There seem to be so many tiny extant corsets from the Victorian era - partly due to survivorship bias, as small corsets were used as shop displays (to show off the curves while minimizing fabric use), or were deadstock from shops, or corsetieres made half-size stays to test patterns.
But in today's day and age, a corset smaller than 18 inches is relatively difficult to find! But what is a corseter to do if they naturally have a very small frame (like Absentia here, modeling her own corset), or if they aspire to break some world records?
This week, in honor of Cathie Jung's birthday, I've updated the gallery of corset makers and brands that are experienced in making the smallest of corsets: waist sizes of 17", 16", and 15".
(And don't worry, soon enough the plus size corset gallery - over 40" corseted waist - will be updated too!).

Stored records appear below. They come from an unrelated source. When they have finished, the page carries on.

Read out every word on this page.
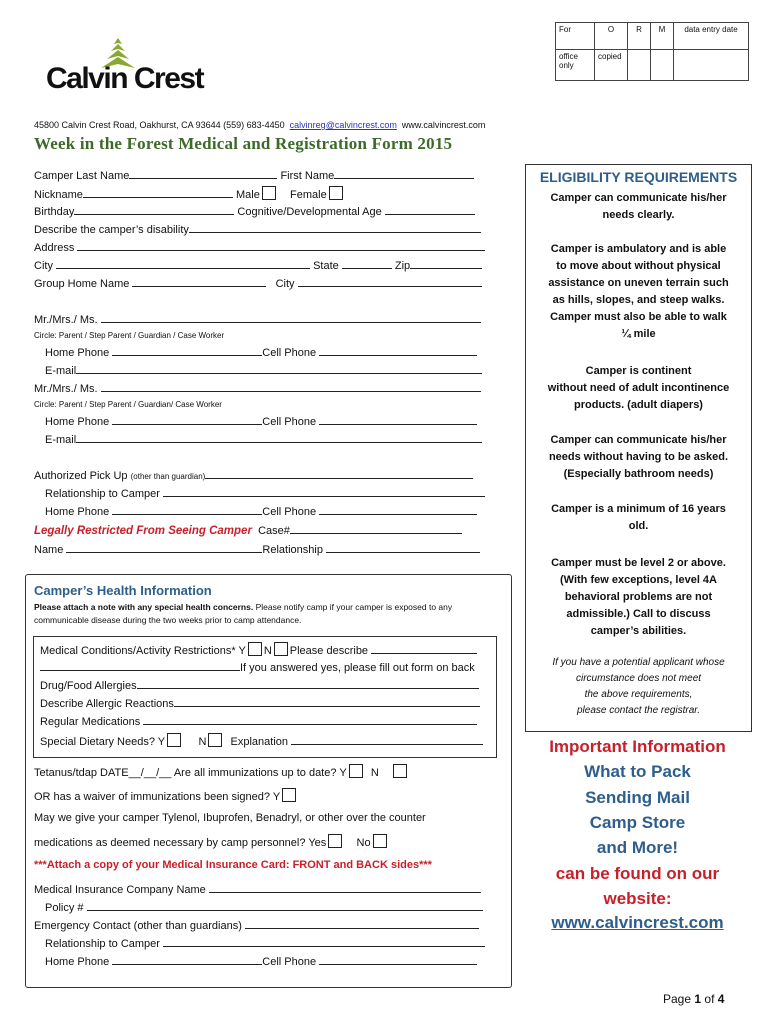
For	O	R	M	data entry date
office only	copied			
Calvin Crest
45800 Calvin Crest Road, Oakhurst, CA 93644 (559) 683-4450 calvinreg@calvincrest.com www.calvincrest.com
Week in the Forest Medical and Registration Form 2015
Camper Last Name	First Name
Nickname	Male	Female
Birthday	Cognitive/Developmental Age
Describe the camper’s disability
Address
City	State	Zip
Group Home Name	City
Mr./Mrs./ Ms.
Circle: Parent / Step Parent / Guardian / Case Worker
Home Phone	Cell Phone
E-mail
Mr./Mrs./ Ms.
Circle: Parent / Step Parent / Guardian/ Case Worker
Home Phone	Cell Phone
E-mail
Authorized Pick Up (other than guardian)
Relationship to Camper
Home Phone	Cell Phone
Legally Restricted From Seeing Camper Case#
Name	Relationship
Camper’s Health Information
Please attach a note with any special health concerns. Please notify camp if your camper is exposed to any
communicable disease during the two weeks prior to camp attendance.
Medical Conditions/Activity Restrictions* Y N Please describe
If you answered yes, please fill out form on back
Drug/Food Allergies
Describe Allergic Reactions
Regular Medications
Special Dietary Needs? Y	N Explanation
Tetanus/tdap DATE__/__/__ Are all immunizations up to date? Y N
OR has a waiver of immunizations been signed? Y
May we give your camper Tylenol, Ibuprofen, Benadryl, or other over the counter
medications as deemed necessary by camp personnel? Yes	No
***Attach a copy of your Medical Insurance Card: FRONT and BACK sides***
Medical Insurance Company Name
Policy #
Emergency Contact (other than guardians)
Relationship to Camper
Home Phone	Cell Phone
ELIGIBILITY REQUIREMENTS
Camper can communicate his/her
needs clearly.
Camper is ambulatory and is able
to move about without physical
assistance on uneven terrain such
as hills, slopes, and steep walks.
Camper must also be able to walk
¼ mile
Camper is continent
without need of adult incontinence
products. (adult diapers)
Camper can communicate his/her
needs without having to be asked.
(Especially bathroom needs)
Camper is a minimum of 16 years
old.
Camper must be level 2 or above.
(With few exceptions, level 4A
behavioral problems are not
admissible.) Call to discuss
camper’s abilities.
If you have a potential applicant whose
circumstance does not meet
the above requirements,
please contact the registrar.
Important Information
What to Pack
Sending Mail
Camp Store
and More!
can be found on our
website:
www.calvincrest.com
Page 1 of 4
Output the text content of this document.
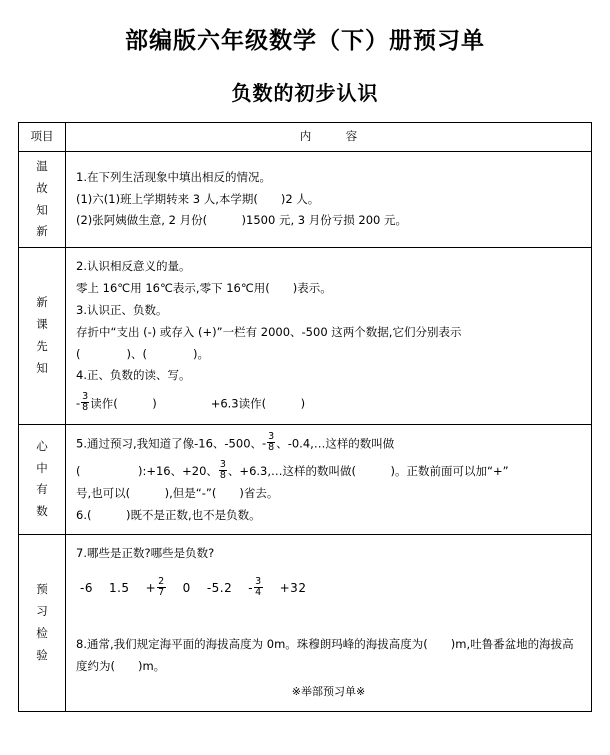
部编版六年级数学（下）册预习单
负数的初步认识
项目	内　　　容

温
故
知
新

1.在下列生活现象中填出相反的情况。
(1)六(1)班上学期转来 3 人,本学期(　　)2 人。
(2)张阿姨做生意, 2 月份(　　　)1500 元, 3 月份亏损 200 元。

新
课
先
知

2.认识相反意义的量。
零上 16℃用 16℃表示,零下 16℃用(　　)表示。
3.认识正、负数。
存折中“支出 (-) 或存入 (+)”一栏有 2000、-500 这两个数据,它们分别表示
(　　　　)、(　　　　)。
4.正、负数的读、写。
- $\frac{3}{8}$ 读作(　　　)	+6.3读作(　　　)

心
中
有
数

5.通过预习,我知道了像-16、-500、- $\frac{3}{8}$ 、-0.4,…这样的数叫做
(　　　　　):+16、+20、 $\frac{3}{8}$ 、+6.3,…这样的数叫做(　　　)。正数前面可以加“+”
号,也可以(　　　),但是“-”(　　)省去。
6.(　　　)既不是正数,也不是负数。

预
习
检
验

7.哪些是正数?哪些是负数?
-6 $1.5 + \frac{2}{7} 0$ $-5.2 - \frac{3}{4} +32$
8.通常,我们规定海平面的海拔高度为 0m。珠穆朗玛峰的海拔高度为(　　)m,吐鲁番盆地的海拔高度约为(　　)m。
※举部预习单※
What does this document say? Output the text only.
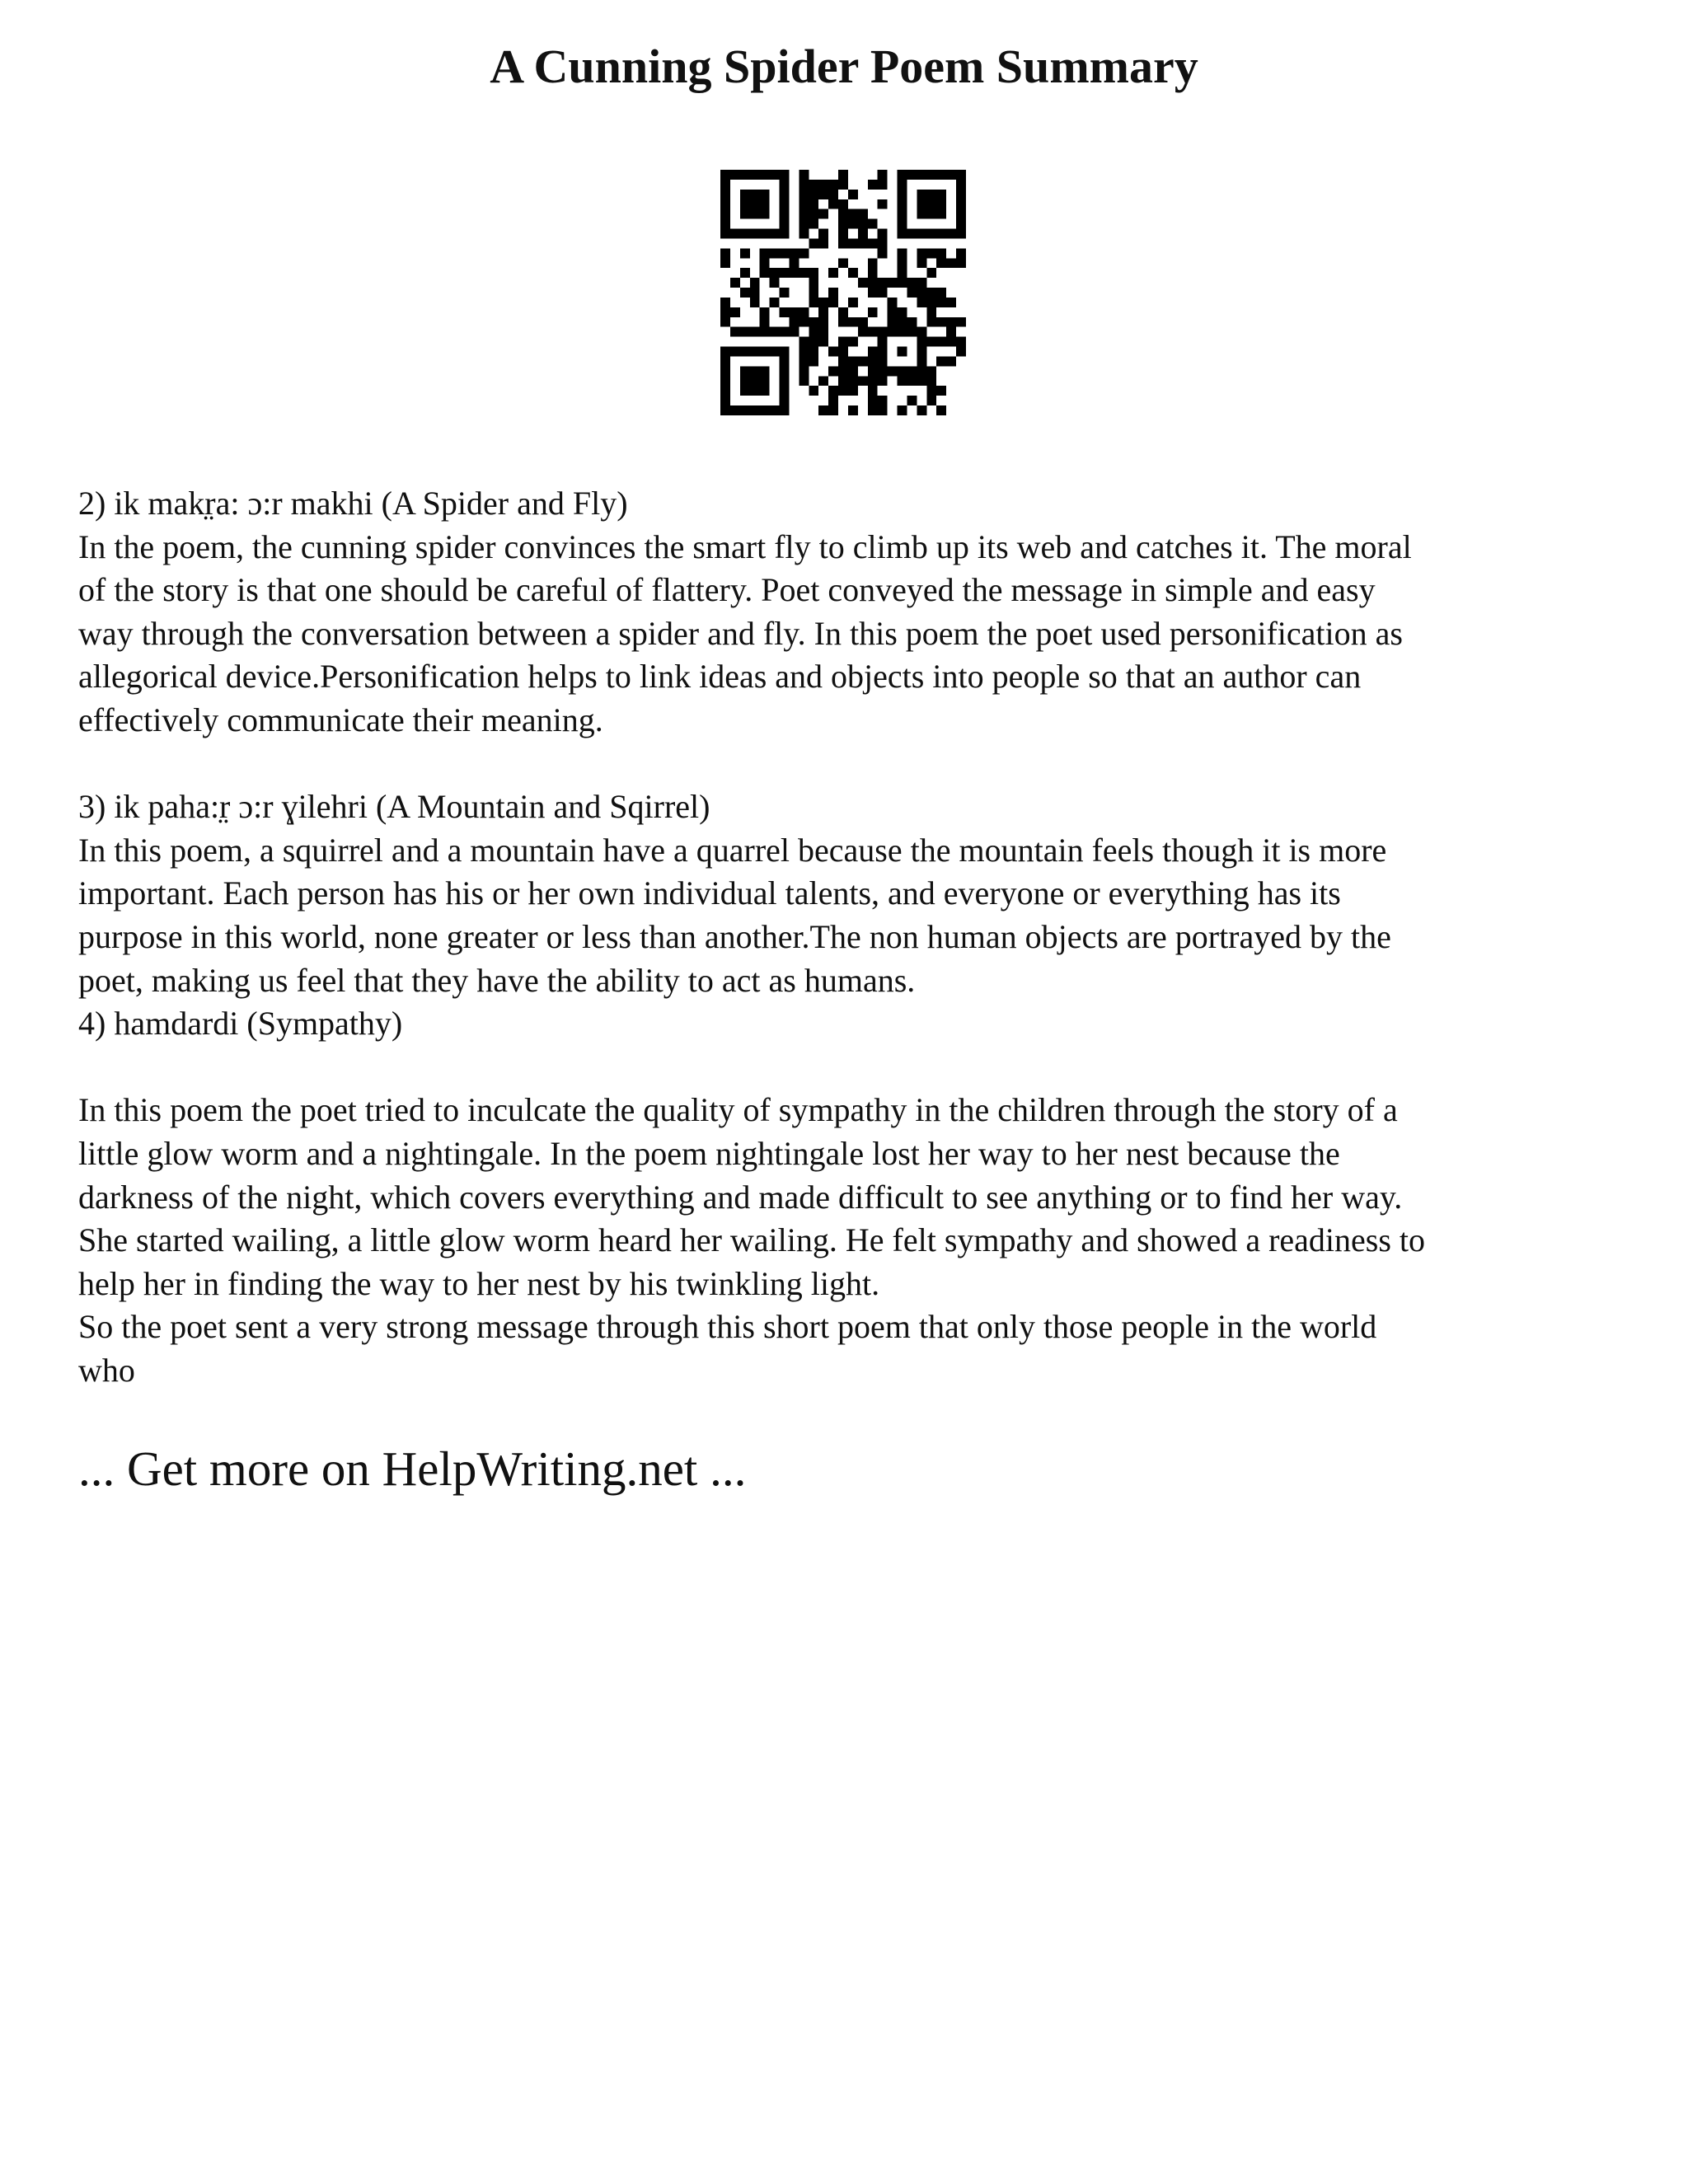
A Cunning Spider Poem Summary

2) ik makr̤a: ɔ:r makhi (A Spider and Fly)

In the poem, the cunning spider convinces the smart fly to climb up its web and catches it. The moral

of the story is that one should be careful of flattery. Poet conveyed the message in simple and easy

way through the conversation between a spider and fly. In this poem the poet used personification as

allegorical device.Personification helps to link ideas and objects into people so that an author can

effectively communicate their meaning.

3) ik paha:r̤ ɔ:r ɣilehri (A Mountain and Sqirrel)

In this poem, a squirrel and a mountain have a quarrel because the mountain feels though it is more

important. Each person has his or her own individual talents, and everyone or everything has its

purpose in this world, none greater or less than another.The non human objects are portrayed by the

poet, making us feel that they have the ability to act as humans.

4) hamdardi (Sympathy)

In this poem the poet tried to inculcate the quality of sympathy in the children through the story of a

little glow worm and a nightingale. In the poem nightingale lost her way to her nest because the

darkness of the night, which covers everything and made difficult to see anything or to find her way.

She started wailing, a little glow worm heard her wailing. He felt sympathy and showed a readiness to

help her in finding the way to her nest by his twinkling light.

So the poet sent a very strong message through this short poem that only those people in the world

who

... Get more on HelpWriting.net ...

With the "season premiere" of the Fast Foundations reboot, I put a little extra effort into this one. The actual substance isn't really serious, but it was a ton of fun to make nonetheless, even if I was working on this until 2am and I ended up giving myself very unsettling dreams afterward.
Yes, I know that my CGI skills are... not good. The shoddy animation is part of the fun!
In this weeks video, I'm comparing two different corset from Dracula Clothing. I go into a lot of detail about the fit and measurement, comparing them, and discussing my expectations about the shoulder/back support.